With the news that Steven Spielberg is to remake the South Korean psychodrama, everyone is wondering whether that movie's most famous scene is about to be reproduced. Would Will Smith ever chow down on a slippery, live cephalopod?
Ah yes. The Octopus. The scene 'has become an iconic image in the minds of many Asian cinema fans,' according to Variety. It's one of the very few shots that didn't feature in the original Japanese Manga on which the film is based. When I called him up to talk about it, Park Chan-Wook revealed the lengths his actor had to go to in the search for the prefect take.
The scene unfolds as follows.
Choi's character has fought his way out of an inexplicable incarceration after fifteen grueling years of mind-games and private torment. He is now at large in the city, in front of a sushi bar where he receives a wallet of money and a mobile phone from a passer-by. He enters the bar, and sits on one of the red-upholstered bar-stools. He's wearing sinister, comedy sunglasses. 'I want to eat something alive', he intones dully to the pretty woman serving as a sushi chef.

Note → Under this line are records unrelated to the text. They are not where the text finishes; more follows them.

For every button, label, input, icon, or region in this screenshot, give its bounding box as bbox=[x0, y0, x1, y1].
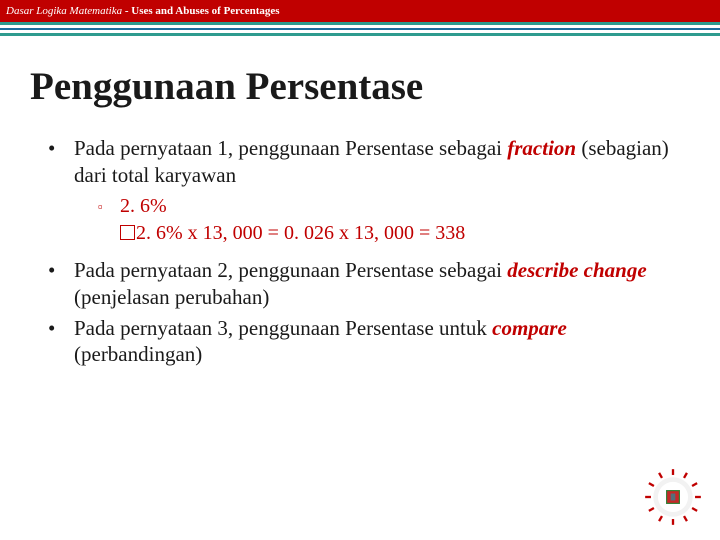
bullet-mark: • bbox=[48, 315, 74, 369]
slide-title: Penggunaan Persentase bbox=[30, 64, 720, 109]
header-bar: Dasar Logika Matematika - Uses and Abuse… bbox=[0, 0, 720, 22]
stripe bbox=[0, 33, 720, 36]
bullet-2: • Pada pernyataan 2, penggunaan Persenta… bbox=[48, 257, 680, 311]
university-logo bbox=[644, 468, 702, 526]
sub-body: 2. 6% 2. 6% x 13, 000 = 0. 026 x 13, 000… bbox=[120, 193, 680, 247]
emphasis: fraction bbox=[507, 136, 576, 160]
bullet-3: • Pada pernyataan 3, penggunaan Persenta… bbox=[48, 315, 680, 369]
sub-line-1: 2. 6% bbox=[120, 195, 167, 217]
text: Pada pernyataan 3, penggunaan Persentase… bbox=[74, 316, 492, 340]
text: (perbandingan) bbox=[74, 342, 202, 366]
text: Pada pernyataan 1, penggunaan Persentase… bbox=[74, 136, 507, 160]
content-area: • Pada pernyataan 1, penggunaan Persenta… bbox=[48, 135, 680, 368]
bullet-body: Pada pernyataan 1, penggunaan Persentase… bbox=[74, 135, 680, 189]
sub-mark: ▫ bbox=[98, 193, 120, 247]
missing-glyph-icon bbox=[120, 225, 135, 240]
sub-list: ▫ 2. 6% 2. 6% x 13, 000 = 0. 026 x 13, 0… bbox=[98, 193, 680, 247]
bullet-mark: • bbox=[48, 135, 74, 189]
bullet-mark: • bbox=[48, 257, 74, 311]
sub-line-2: 2. 6% x 13, 000 = 0. 026 x 13, 000 = 338 bbox=[136, 222, 465, 244]
header-topic: Uses and Abuses of Percentages bbox=[131, 5, 279, 17]
text: (penjelasan perubahan) bbox=[74, 285, 269, 309]
emphasis: compare bbox=[492, 316, 567, 340]
logo-center-icon bbox=[671, 494, 676, 501]
bullet-body: Pada pernyataan 3, penggunaan Persentase… bbox=[74, 315, 680, 369]
bullet-1: • Pada pernyataan 1, penggunaan Persenta… bbox=[48, 135, 680, 189]
accent-stripes bbox=[0, 22, 720, 36]
header-course: Dasar Logika Matematika bbox=[6, 5, 122, 17]
emphasis: describe change bbox=[507, 258, 646, 282]
header-sep: - bbox=[122, 5, 131, 17]
header-text: Dasar Logika Matematika - Uses and Abuse… bbox=[6, 5, 280, 17]
text: Pada pernyataan 2, penggunaan Persentase… bbox=[74, 258, 507, 282]
sub-item-1: ▫ 2. 6% 2. 6% x 13, 000 = 0. 026 x 13, 0… bbox=[98, 193, 680, 247]
bullet-body: Pada pernyataan 2, penggunaan Persentase… bbox=[74, 257, 680, 311]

He's given a whole octopus on a green plate. The phone rings, and it's a phone call from his tormentor. After hanging up he rips off the head of the octopus and chews on the tentacles, which sucker and writhe around his face and even creep into his nostrils. He faints face-down onto the sushi counter as the tentacles still wriggle from his lips.
'I want to say straight away that most people in Korea don't normally eat octopus of that size,' he tells me. 'But it's true we do eat it when it's still alive'. Park wanted to show the 'hatred' Choi's character felt after that mocking phone-call from his invisible tormentor, but also his desire to 'touch' after not touching a living thing for fifteen years.
'We filmed past midnight in a real Pusan restaurant called Gozen,' says Park. Pusan is a massive harbour overlooking the Sea of Japan. It's famous for its seafood, as well as its film festival.
'The props department had ordered a total of seven octopi from the fish market, via the restaurant's established contacts, and they were kept in the fish-tanks until we needed them' It was only on the seventh take that they got the final shot they wanted 'with the tentacles really moving around in a good way'.
It turns out that each retake was torture for Choi Min-shik. Despite his formidable action presence, he'ss a committed Buddhist. 'Before every take we had to do a prayer to apologize to the octopus for killing it,' recalls Park of that evening.
'It was very hard for him to kill something like that, let alone seven creatures in a row. It took him a long time to recover'.